During each show, I'd have a moment when I would feel an almost religious ecstasy as I bounced along to Into the Groove, or crooned What It Feels Like For a Girl. In 2006, I returned to Madison Square Garden for the Confessions on a Dance Floor tour, feeling so grateful to be in a body that was strong enough to twirl around. As we revved up to the chorus of Ray of Light ("And I feel . . . like I just got home!"), I hit the spiritual jackpot. The expanse of the Garden, every seat in the house, radiated with golden light.
And it feels like home
As Madonna gets older and writes more of her own songs, her artistic vision matures. I often wonder if her love songs are written about a man in her life, or a bigger spirit that envelops all of us.
I think Madonna is still searching for her (inner) guru. It shocks me when she's criticised for changing and reinventing herself. What, she was supposed to remain a sex-crazed dance machine, power-hungry exhibitionist, ambient earth mother, lady of the manor, charitable Kabbalah scholar, or African adoptive mom for ever?
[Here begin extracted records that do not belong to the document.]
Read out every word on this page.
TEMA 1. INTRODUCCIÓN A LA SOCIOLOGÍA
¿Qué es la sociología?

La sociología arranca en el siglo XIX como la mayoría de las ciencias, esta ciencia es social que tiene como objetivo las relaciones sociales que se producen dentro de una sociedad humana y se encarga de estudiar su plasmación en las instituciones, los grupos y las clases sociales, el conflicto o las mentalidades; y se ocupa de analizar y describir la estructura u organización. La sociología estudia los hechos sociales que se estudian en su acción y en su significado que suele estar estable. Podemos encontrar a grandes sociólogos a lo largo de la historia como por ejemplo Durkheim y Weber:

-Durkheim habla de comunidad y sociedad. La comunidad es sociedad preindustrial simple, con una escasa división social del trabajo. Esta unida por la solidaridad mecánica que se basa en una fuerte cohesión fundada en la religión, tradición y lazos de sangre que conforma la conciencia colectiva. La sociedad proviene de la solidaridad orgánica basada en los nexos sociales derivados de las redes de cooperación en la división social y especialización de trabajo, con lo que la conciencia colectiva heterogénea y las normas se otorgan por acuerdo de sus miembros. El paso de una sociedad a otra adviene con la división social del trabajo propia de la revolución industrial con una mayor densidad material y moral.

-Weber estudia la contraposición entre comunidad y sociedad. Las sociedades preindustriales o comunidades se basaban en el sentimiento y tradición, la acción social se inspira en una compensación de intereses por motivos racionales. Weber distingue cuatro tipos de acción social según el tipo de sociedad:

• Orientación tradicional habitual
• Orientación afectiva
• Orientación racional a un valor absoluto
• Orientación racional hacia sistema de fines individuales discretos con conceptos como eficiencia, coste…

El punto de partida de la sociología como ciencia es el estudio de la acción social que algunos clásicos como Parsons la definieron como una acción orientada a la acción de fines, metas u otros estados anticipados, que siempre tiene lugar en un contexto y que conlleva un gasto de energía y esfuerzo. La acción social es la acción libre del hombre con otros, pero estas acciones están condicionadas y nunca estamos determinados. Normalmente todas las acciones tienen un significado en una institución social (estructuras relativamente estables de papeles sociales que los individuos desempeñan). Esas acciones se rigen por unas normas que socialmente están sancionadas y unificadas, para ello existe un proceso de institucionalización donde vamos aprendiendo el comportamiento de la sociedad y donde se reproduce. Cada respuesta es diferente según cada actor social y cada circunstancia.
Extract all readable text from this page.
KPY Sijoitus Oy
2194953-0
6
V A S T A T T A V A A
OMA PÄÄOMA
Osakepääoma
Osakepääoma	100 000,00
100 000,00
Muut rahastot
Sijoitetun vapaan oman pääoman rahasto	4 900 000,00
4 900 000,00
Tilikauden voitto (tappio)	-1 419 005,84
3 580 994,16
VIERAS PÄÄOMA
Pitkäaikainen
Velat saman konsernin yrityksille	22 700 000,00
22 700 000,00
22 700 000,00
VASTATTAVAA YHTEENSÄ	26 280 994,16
We all evolve – Her Madgesty just does it on a bigger stage, with a better wardrobe.
A guru is like a parent who raises a child to flourish on her own. What values does Madonna impart to us? Female empowerment. Body consciousness. Religious and sexual tolerance. Cycles of imperfection and improvement. Evolution of the self. You got a problem with that?
Sure, it's possible that Bruce Springsteen could direct you towards your true purpose ("Baby, you were born to run"). Or U2 – though I reckon they still haven't found what they're looking for. Bono once called Madison Square Garden "rock and roll's great cathedral", and more than once I've had an ecstatic experience there – thanks to my guru. Maybe, all this time, Madonna has been guru-ing you too, and you just didn't know it.